The company, which had said last May it was exploring the sale, is already in conversations with potential acquirers, according to company officials.
Curriculum products and services were identified as a “lower margin” part of its enterprise, representing about 9 percent of its revenues but returning profits of about 2 percent or £11 million (approximately $15.35 million) last year. The K-12 revenues have been under £400 million or $550 million based on today’s exchange rate.
Geographically, Pearson generated about 61 percent of its sales in the U.S. to pre-kindergarten through 12th grade and higher education.
Unfortunately, they are staying in the assessment business.

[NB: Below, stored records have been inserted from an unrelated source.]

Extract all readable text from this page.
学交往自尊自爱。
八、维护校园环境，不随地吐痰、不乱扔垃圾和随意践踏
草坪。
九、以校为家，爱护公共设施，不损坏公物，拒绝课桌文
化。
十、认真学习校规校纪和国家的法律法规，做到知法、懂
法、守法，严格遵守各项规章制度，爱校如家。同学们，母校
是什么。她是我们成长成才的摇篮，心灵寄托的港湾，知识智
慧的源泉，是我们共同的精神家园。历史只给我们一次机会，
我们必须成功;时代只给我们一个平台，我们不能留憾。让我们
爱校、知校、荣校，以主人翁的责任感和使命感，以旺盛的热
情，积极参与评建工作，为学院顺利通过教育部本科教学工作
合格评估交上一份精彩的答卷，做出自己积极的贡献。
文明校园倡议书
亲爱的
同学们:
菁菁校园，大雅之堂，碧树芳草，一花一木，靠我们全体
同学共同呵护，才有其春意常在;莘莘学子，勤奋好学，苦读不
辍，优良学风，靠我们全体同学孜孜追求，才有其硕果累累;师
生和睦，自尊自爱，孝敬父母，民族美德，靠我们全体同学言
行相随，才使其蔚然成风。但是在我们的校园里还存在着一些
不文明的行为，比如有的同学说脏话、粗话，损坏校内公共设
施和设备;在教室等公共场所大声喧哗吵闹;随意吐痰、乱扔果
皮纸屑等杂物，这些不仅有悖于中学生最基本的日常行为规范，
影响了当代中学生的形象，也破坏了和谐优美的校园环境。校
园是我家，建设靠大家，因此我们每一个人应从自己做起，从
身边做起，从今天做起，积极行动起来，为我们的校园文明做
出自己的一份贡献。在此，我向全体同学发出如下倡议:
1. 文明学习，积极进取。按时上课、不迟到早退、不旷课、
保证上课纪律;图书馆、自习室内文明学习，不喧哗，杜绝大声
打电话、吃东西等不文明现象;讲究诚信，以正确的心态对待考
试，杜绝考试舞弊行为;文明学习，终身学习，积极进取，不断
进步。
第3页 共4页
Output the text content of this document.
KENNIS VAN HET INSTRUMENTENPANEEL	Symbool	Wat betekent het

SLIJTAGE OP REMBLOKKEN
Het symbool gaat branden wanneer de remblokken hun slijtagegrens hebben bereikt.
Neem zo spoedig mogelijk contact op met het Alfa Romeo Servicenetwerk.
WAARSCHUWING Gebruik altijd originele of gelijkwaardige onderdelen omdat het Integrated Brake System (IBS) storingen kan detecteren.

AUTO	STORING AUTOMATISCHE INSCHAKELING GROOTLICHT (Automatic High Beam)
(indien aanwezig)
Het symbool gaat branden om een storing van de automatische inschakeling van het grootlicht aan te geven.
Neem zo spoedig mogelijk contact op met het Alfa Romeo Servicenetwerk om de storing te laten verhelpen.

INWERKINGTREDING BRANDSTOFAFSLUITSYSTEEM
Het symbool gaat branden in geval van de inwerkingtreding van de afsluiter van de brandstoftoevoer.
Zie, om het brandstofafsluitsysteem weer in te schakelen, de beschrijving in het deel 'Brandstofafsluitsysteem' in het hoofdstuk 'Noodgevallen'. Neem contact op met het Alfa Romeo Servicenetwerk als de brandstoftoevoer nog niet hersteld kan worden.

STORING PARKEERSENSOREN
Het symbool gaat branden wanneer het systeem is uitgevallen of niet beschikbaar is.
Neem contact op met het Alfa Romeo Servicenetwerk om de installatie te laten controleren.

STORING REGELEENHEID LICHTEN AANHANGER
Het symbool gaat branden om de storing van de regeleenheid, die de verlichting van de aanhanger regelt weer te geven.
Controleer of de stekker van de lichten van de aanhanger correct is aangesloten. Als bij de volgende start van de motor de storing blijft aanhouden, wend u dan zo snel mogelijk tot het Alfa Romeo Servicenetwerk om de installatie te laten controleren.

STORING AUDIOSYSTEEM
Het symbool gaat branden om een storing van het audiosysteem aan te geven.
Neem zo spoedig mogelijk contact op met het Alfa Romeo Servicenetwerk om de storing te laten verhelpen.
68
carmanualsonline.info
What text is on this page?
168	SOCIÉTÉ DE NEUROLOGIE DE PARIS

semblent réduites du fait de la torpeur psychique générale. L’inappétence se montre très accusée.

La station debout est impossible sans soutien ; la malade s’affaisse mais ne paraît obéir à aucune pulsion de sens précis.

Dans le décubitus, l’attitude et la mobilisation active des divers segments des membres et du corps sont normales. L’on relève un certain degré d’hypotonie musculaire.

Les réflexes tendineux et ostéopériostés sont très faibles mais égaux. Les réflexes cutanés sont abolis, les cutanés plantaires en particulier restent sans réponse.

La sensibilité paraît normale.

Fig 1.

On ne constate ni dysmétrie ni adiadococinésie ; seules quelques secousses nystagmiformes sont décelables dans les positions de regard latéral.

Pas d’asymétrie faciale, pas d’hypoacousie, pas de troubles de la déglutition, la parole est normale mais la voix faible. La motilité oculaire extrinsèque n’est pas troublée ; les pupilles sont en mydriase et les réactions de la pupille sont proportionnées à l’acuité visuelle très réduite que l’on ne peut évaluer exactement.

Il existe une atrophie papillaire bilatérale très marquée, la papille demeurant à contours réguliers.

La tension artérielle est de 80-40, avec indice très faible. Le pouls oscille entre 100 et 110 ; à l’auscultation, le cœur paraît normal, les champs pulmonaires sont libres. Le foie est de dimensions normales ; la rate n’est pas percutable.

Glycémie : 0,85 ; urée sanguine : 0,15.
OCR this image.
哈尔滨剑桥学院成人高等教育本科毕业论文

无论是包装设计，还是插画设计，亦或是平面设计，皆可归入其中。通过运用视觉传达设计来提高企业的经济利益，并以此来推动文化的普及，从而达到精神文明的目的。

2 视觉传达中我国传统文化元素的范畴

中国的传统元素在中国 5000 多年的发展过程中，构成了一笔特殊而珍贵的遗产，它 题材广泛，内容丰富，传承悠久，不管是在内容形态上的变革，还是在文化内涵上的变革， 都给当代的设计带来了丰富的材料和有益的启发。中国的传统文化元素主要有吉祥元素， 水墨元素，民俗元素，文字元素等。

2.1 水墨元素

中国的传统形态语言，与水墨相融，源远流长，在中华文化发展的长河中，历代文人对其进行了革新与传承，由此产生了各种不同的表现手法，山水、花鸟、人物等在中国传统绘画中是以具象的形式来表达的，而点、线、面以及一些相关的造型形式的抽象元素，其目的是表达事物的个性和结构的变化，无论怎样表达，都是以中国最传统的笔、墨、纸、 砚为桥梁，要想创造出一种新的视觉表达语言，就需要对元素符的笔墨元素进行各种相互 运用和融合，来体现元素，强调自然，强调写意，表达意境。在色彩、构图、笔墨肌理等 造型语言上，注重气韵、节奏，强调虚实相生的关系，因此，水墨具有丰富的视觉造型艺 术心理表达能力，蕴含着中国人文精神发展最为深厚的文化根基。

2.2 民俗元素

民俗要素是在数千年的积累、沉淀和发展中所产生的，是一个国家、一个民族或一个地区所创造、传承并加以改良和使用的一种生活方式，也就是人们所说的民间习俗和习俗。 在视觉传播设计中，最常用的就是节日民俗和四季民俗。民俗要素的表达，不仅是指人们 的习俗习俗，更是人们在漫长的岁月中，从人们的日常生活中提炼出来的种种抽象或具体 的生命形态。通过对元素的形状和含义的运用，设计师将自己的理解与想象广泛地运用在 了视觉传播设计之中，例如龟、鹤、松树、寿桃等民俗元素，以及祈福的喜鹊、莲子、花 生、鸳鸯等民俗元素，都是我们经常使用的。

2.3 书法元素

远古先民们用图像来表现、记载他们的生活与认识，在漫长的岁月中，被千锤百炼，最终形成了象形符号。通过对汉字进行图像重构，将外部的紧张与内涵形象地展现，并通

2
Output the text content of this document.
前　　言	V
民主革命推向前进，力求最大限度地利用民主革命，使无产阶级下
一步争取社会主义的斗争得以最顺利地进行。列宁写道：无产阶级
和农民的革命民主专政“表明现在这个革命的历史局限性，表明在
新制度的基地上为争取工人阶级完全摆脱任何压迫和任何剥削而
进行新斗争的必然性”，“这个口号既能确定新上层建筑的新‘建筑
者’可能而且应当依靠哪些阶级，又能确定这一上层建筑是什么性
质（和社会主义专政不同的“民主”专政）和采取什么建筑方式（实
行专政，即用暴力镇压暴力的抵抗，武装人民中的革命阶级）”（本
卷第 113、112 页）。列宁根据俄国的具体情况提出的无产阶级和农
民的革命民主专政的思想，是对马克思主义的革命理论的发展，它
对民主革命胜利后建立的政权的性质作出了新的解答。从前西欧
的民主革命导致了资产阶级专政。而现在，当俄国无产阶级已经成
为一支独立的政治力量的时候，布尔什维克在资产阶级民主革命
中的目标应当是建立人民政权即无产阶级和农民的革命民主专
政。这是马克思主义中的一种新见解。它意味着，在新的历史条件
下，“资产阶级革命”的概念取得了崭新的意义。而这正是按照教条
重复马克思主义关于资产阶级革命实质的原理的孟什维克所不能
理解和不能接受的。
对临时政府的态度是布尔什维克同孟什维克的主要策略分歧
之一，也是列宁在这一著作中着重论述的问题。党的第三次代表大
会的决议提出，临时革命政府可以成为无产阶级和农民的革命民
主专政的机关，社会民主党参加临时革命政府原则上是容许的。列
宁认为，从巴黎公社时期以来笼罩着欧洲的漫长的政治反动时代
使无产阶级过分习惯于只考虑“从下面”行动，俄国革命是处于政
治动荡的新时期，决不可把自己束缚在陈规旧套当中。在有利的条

At the same time, the company plans to keep its $1.2 billion U.S. assessment business, which grew 7 percent in number of digital tests administered last year. Pearson said it is the market leader in this segment, with a share of greater than 35 percent share. The company is expecting stabilization in student assessment in the U.S., according to Coram Williams, the company’s chief financial officer.
Next month, the company plans to publish the first of its “fully audited efficacy reports” into a series of key products, the company said. Details of its PreK-12 efficacy research thus far are available on its site.
This news follows a story in August in MarketWatch that reported the company planned to cut 3000 jobs.
The job cuts are the latest as part of a restructuring program as the London-listed provider of textbooks, language courses and other educational products and services grapples with issues including declining college enrollment and tough competition in the U.S.
Pearson, whose largest market is North America, signaled in May it would further reduce its workforce. Friday’s cuts come on top of 4,000–representing 10% of the company’s total head count–that it announced last year.
Now if they would only see a drop in their assessment sales.